Mais au moment de tourner leurs armes contre la métropole, contre la mère de la patrie, les gentilshommes de l’armée taborite se sentirent effrayés, et reculèrent devant leur entreprise. Les soldats, émus par leurs discours, hésitèrent. Il y avait comme un vague soupçon que Ziska n’agissait plus que pour satisfaire son orgueil, et venger un affront personnel. Pour apaiser le tumulte, le redoutable aveugle monta sur un tonneau de bière, et les harangua ainsi : « Pourquoi murmurez-vous contre moi, ô mes compagnons, contre moi qui vous défends tous les jours au péril de ma vie ? Suis-je votre chef ou suis-je votre ennemi ? Vous ai-je jamais conduits quelque part d’où vous ne soyez sortis vainqueurs ? Qui vous a fait gagner encore vos dernières batailles, si ce n’est moi ? Vous êtes riches, vous avez acquis de la gloire sous ma conduite ; et moi, pour récompense de tous mes travaux, j’ai perdu la vue, et je ne puis plus agir que par le secours de vos yeux. Je ne m’en repens pas, si vous voulez me seconder encore. Je ne veux point la perte de Prague, et ne pense pas non plus que ses habitants soient altérés du sang du vieux chien aveugle. C’est du vôtre qu’ils ont soif. Ils redoutent vos mains invincibles et vos cœurs intrépides. Marchons donc à Prague, puisqu’il n’y a plus de milieu, puisqu’il faut qu’elle ou vous périssiez. Éteignons une guerre civile qui finira par amener l’ennemi au cœur de la Bohême. Nous aurons pris la ville et chassé les séditieux avant que Sigismond en ait avis. Il nous sera alors plus aisé de le vaincre avec peu de gens bien unis, qu’avec une grosse armée divisée en factions. Cependant, afin que vous ne me reprochiez rien, consultez-vous. Voulez-vous la paix ? J’y consens, mais craignez de vous en repentir. Voulez-vous la guerre ? m’y voilà tout prêt. » Cette courte harangue enflamma les Taborites. Ils coururent aux armes, et s’avancèrent jusque sous les murailles de Prague, résolus de l’attaquer vigoureusement.
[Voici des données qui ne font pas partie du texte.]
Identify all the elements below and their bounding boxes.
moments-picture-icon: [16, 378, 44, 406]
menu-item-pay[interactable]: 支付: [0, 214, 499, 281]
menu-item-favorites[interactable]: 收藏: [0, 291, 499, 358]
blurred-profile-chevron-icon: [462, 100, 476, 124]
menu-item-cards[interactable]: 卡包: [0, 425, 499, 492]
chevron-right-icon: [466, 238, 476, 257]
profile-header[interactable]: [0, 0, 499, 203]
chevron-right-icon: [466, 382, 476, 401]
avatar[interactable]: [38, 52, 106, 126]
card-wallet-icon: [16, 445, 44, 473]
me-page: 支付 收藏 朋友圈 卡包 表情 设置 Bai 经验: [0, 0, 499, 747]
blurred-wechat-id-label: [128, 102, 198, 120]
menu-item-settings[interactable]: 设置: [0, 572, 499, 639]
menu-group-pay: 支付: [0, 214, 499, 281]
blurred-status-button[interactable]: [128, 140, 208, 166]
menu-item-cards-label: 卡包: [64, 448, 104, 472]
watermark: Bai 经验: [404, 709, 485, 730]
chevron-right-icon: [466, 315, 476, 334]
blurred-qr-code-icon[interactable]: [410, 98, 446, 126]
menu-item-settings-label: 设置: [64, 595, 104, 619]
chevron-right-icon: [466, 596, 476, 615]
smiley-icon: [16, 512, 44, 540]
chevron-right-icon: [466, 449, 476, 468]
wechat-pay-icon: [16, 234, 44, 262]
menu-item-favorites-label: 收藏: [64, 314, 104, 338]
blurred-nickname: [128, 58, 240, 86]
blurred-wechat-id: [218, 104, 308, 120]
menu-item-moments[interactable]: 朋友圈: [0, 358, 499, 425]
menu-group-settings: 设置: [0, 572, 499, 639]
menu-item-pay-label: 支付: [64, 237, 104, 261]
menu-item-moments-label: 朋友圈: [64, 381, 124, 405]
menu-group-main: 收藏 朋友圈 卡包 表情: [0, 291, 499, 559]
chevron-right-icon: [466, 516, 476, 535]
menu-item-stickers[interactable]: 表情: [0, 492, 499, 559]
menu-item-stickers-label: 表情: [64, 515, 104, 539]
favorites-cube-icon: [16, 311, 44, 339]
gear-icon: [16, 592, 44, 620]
Le parti calixtin était perdu, et il le sentit. Prague était affaiblie par les victoires de Ziska, et Ziska y avait plus de partisans qu’on ne l’avait pensé d’abord. Le sénat et les citoyens ne pouvaient plus s’entendre. L’armée taborite était la plus forte et la mieux trempée que Ziska eût encore présentée à ses adversaires. La consternation se répandit dans la ville, et, d’un commun accord, tous les ordres envoyèrent à Ziska maître Jean de Rockizane, prêtre hussite, homme d’un grand talent et d’un grand crédit, dont l’ambition devait causer bien des agitations et des malheurs à cette patrie qu’il venait sauver. Le vieux guerrier, vaincu par son éloquence, consentit à une réconciliation entière, et entra dans la ville avec tous les honneurs du triomphe. On éleva aussitôt un grand monceau de pierres dans le champ où cette paix venait d’être conclue, et on jura sur cette espèce d’autel druidique de se servir des pierres qui le formaient, contre le premier qui rallumerait la guerre civile.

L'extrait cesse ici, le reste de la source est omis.